CatSper activity enhances penetration into viscous medium and contributes to spontaneous hyperactivation. A and B, increment in cell density (percentage of control) 1 cm (A) and 2 cm (B) into methylcellulose. Cells were stimulated with 25 mm NH₄Cl (dark blue), 10 mm TMA (light blue), 2 mm 4-AP (green), 3 μm progesterone (yellow), and 5 μm thimerosal (red). Bars show the mean ± S.E. (error bars) of 10–20 experiments except for TMA (4). C, increment in cell density (percentage of control) 2 cm into methylcellulose of cells stimulated with 2 mm 4-AP (green), 3 μm progesterone (yellow), and 25 mm NH₄Cl (dark blue) and in parallel incubations pretreated with 10 μm NNC (black).
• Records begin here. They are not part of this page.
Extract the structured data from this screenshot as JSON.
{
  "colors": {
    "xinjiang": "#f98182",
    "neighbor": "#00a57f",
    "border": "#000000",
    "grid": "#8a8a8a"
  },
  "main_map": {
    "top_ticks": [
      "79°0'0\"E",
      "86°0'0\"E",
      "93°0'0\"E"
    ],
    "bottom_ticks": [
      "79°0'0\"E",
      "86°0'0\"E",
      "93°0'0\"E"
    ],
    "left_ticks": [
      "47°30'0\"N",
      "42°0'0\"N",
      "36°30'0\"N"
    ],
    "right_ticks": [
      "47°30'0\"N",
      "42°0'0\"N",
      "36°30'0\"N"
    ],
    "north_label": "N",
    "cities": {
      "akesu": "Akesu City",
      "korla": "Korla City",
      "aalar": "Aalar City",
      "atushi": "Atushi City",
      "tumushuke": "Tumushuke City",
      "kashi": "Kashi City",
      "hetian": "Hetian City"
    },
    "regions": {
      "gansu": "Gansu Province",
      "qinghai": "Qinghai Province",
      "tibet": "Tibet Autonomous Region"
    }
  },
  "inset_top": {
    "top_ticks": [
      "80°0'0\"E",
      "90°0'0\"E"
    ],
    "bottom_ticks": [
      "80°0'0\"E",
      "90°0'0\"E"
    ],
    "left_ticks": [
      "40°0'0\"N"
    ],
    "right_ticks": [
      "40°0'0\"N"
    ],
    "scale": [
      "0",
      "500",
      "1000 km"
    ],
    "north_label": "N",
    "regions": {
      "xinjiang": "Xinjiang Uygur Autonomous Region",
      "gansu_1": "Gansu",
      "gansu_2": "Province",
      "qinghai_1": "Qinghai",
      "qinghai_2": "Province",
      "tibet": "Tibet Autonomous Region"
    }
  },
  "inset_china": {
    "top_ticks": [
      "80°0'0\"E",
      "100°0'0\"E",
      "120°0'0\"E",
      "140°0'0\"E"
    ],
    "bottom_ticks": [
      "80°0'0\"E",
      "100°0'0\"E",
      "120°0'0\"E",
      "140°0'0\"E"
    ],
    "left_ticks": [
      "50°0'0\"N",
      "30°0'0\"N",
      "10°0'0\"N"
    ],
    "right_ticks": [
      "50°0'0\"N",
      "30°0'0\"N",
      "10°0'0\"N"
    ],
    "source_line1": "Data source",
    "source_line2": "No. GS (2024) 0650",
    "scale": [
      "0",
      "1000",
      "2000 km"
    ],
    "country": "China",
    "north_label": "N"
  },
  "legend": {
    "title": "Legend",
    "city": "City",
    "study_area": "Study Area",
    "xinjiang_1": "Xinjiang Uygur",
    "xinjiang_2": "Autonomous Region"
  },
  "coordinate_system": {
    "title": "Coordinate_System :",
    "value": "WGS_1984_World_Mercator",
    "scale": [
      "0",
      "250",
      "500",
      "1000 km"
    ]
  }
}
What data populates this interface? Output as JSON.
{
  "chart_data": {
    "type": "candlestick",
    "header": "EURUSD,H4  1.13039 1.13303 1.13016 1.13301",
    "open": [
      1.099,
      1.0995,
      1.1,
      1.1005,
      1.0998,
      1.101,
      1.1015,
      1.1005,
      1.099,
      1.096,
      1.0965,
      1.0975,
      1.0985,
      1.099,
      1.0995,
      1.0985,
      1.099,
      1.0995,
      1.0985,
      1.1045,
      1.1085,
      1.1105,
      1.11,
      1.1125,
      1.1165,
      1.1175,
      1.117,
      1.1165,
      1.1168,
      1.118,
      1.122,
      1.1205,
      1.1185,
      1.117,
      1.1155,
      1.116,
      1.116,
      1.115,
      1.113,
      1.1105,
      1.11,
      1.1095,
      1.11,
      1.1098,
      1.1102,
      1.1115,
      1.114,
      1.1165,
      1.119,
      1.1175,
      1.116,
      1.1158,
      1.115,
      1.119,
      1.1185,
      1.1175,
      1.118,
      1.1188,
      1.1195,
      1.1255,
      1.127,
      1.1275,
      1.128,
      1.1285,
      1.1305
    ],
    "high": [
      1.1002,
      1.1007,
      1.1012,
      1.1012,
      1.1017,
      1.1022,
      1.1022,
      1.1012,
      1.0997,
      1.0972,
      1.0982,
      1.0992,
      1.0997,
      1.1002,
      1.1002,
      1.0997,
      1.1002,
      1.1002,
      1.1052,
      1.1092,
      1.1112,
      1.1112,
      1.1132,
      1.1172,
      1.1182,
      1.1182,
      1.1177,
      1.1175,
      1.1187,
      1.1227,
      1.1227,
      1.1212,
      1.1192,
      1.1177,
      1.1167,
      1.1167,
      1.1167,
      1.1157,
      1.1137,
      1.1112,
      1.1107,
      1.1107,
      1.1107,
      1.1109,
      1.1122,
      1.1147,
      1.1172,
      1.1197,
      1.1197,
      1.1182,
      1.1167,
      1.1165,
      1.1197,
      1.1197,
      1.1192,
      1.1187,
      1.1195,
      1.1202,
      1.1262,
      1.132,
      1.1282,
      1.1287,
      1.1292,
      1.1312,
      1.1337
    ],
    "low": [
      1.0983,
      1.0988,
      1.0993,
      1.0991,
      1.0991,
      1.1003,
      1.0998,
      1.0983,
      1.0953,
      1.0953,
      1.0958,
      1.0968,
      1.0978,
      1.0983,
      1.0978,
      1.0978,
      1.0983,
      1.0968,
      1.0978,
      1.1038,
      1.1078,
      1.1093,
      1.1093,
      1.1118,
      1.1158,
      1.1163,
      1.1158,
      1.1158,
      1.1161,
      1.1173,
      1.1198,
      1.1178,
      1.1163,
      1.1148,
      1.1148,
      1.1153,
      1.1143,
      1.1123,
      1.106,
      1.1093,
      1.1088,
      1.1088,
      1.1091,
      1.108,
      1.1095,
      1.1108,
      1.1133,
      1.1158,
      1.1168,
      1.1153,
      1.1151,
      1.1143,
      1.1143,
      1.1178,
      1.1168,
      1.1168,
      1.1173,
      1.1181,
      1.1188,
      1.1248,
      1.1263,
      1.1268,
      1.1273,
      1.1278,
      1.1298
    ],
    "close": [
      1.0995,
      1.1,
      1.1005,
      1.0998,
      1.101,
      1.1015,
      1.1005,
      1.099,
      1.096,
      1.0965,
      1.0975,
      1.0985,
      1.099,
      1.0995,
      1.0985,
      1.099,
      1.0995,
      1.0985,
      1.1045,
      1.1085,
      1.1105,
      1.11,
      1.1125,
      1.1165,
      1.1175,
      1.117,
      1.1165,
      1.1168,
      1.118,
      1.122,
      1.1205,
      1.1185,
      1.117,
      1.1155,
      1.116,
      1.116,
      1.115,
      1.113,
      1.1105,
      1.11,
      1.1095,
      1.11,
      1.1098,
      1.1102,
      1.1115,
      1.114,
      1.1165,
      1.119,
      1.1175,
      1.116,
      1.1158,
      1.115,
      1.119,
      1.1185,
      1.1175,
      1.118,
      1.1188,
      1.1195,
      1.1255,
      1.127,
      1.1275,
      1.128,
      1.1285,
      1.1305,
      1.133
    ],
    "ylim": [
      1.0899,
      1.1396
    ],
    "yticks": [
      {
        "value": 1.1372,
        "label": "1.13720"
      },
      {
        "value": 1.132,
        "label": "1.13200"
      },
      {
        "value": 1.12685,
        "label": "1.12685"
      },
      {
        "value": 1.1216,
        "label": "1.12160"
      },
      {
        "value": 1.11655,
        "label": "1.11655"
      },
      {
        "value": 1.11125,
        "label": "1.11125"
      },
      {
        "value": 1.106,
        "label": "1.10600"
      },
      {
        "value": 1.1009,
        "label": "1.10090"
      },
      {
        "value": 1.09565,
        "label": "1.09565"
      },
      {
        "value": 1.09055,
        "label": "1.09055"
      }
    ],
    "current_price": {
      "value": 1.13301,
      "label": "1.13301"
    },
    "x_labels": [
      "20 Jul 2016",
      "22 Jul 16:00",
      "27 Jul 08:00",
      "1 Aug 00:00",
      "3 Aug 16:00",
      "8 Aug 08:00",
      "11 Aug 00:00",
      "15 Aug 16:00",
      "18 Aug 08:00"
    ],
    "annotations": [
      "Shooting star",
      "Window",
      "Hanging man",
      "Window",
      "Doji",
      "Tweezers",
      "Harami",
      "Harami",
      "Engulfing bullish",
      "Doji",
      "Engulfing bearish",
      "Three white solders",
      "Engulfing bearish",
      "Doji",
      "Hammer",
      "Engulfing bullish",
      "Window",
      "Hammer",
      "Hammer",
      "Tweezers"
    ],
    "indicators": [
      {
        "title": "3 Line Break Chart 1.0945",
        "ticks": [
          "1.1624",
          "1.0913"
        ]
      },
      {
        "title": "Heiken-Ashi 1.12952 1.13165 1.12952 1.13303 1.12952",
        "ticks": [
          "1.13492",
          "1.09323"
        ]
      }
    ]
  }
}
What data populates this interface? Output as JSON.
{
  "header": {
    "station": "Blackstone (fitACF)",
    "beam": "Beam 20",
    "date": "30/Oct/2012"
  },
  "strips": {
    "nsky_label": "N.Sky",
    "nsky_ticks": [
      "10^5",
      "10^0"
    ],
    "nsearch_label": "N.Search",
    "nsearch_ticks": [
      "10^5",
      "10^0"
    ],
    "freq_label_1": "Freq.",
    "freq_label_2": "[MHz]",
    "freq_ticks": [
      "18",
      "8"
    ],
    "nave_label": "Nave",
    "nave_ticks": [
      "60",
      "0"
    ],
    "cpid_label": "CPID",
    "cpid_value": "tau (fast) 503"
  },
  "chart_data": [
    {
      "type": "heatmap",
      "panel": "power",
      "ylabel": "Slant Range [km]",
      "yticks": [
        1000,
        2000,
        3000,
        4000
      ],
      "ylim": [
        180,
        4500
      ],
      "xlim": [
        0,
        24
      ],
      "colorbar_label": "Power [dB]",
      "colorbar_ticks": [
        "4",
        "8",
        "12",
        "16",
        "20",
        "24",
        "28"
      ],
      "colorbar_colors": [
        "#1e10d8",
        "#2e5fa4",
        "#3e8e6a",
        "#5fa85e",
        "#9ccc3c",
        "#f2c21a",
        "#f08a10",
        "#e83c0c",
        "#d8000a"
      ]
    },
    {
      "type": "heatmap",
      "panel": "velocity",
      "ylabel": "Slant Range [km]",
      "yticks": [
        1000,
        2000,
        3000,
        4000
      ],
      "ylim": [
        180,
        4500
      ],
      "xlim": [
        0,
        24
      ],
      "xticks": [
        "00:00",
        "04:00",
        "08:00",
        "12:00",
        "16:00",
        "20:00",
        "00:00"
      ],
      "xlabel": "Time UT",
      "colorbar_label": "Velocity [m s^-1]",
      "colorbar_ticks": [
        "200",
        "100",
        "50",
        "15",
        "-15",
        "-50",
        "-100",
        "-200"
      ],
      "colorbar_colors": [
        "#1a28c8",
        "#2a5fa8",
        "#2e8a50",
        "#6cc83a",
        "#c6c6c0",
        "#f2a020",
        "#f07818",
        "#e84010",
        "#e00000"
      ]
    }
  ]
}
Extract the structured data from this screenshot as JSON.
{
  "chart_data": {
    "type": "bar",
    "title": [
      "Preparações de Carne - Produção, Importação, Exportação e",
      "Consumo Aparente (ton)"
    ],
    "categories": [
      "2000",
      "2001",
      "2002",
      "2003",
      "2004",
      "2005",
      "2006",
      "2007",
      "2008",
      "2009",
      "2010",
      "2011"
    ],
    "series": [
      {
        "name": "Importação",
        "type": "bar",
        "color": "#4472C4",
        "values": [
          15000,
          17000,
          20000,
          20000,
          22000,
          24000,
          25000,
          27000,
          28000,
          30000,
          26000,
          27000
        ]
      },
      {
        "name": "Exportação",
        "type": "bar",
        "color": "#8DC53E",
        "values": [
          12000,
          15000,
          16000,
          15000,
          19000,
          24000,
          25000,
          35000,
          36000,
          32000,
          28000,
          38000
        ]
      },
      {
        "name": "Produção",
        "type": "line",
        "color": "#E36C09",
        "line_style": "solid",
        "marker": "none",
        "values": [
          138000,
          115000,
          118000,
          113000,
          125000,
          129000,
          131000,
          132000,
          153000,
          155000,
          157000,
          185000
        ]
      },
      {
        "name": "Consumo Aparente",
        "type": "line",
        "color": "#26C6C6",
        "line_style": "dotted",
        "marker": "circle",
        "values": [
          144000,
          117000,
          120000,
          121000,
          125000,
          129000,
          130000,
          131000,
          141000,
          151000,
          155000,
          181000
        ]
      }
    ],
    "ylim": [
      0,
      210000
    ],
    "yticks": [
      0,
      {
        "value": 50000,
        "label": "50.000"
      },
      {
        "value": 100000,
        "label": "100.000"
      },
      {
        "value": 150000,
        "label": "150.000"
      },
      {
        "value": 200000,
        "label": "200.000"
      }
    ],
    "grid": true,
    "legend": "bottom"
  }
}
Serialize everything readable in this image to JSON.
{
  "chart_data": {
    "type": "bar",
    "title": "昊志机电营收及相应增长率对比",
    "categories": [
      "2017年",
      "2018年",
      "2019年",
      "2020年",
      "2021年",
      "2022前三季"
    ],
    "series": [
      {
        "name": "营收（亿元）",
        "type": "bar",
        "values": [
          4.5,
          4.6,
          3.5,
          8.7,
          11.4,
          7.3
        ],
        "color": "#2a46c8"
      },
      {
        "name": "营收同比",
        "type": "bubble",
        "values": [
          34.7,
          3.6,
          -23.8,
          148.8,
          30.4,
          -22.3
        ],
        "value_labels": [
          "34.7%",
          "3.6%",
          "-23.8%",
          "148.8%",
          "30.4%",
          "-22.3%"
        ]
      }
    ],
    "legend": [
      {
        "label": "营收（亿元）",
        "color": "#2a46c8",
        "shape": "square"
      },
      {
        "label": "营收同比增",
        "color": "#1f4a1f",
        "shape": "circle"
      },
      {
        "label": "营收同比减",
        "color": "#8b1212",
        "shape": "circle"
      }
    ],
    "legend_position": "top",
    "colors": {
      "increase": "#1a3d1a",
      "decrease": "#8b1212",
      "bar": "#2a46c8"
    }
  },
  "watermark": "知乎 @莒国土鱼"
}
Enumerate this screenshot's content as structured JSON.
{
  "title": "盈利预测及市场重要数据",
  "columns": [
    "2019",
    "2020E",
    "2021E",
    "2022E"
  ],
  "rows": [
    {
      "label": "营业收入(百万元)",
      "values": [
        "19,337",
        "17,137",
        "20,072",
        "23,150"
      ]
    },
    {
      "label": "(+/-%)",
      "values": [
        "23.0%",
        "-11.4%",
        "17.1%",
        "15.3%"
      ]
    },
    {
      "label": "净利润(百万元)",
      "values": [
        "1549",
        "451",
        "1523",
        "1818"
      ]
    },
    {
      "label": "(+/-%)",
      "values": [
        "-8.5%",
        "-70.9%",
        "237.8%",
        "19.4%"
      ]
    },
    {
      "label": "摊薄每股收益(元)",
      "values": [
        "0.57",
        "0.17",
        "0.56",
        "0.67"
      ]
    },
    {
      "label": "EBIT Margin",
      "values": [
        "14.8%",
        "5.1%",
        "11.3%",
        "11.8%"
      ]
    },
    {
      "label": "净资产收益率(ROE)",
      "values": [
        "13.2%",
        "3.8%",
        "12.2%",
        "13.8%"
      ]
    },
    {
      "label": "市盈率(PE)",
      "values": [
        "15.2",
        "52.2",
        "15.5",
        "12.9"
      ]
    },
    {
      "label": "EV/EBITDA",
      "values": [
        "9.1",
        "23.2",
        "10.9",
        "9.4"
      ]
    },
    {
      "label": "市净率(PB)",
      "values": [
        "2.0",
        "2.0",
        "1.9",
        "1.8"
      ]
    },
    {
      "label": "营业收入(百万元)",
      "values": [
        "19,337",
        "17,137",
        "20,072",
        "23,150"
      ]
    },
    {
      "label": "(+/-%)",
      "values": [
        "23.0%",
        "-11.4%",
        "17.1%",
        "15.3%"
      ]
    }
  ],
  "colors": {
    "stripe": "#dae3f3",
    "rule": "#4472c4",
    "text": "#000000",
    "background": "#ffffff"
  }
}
Bars, mean ± S.E. of 8–20 experiments except for TMA (4). D, inhibition of spontaneous hyperactivation upon exposure of STF-capacitated cells to NNC (difference between control and NNC-treated cells; μm NNC) is dependent upon the level of spontaneous hyperactivation prior to application of the drug (r = 0.75, n = 19). E, increment in hyperactivation (percentage of cells) in response to 2 mm 4-AP (green), 3 μm progesterone (yellow), 25 mm NH₄Cl (dark blue), and 5 μm thimerosal (red). Black bars, responses in parallel 10 μm NNC-pretreated experiments. Each bar shows mean ± S.E. of 9–20 experiments. *, p < 0.05; **, p < 0.01; ***, p < 0.001; ****, p < 0.0001 compared with control (A and B) or NNC alone (C and E). NS, not significant.

FIGURE 5.

Tentative model for the interacting effects of Ca²⁺ influx mediated by CatSper (blue box) and release of Ca²⁺ from the store at the sperm neck (yellow box) based on evidence from this and previous studies. The acrosomal Ca²⁺ store is also shown (green box). CICR links these two parts of the Ca²⁺-signaling apparatus in a subset of cells where the Ca²⁺ store is sensitized (dashed arrow). Agents employed in this study are shown in red. STF is shown acting to enhance capacitation, including sensitization of the Ca²⁺ store at the sperm neck. Other (endogenous) agents and pathways are shown in black. Question marks indicate effects that are consistent with the model or may be predicted on the basis of studies on other cell types but that have not been established in sperm. Double question marks denote speculation.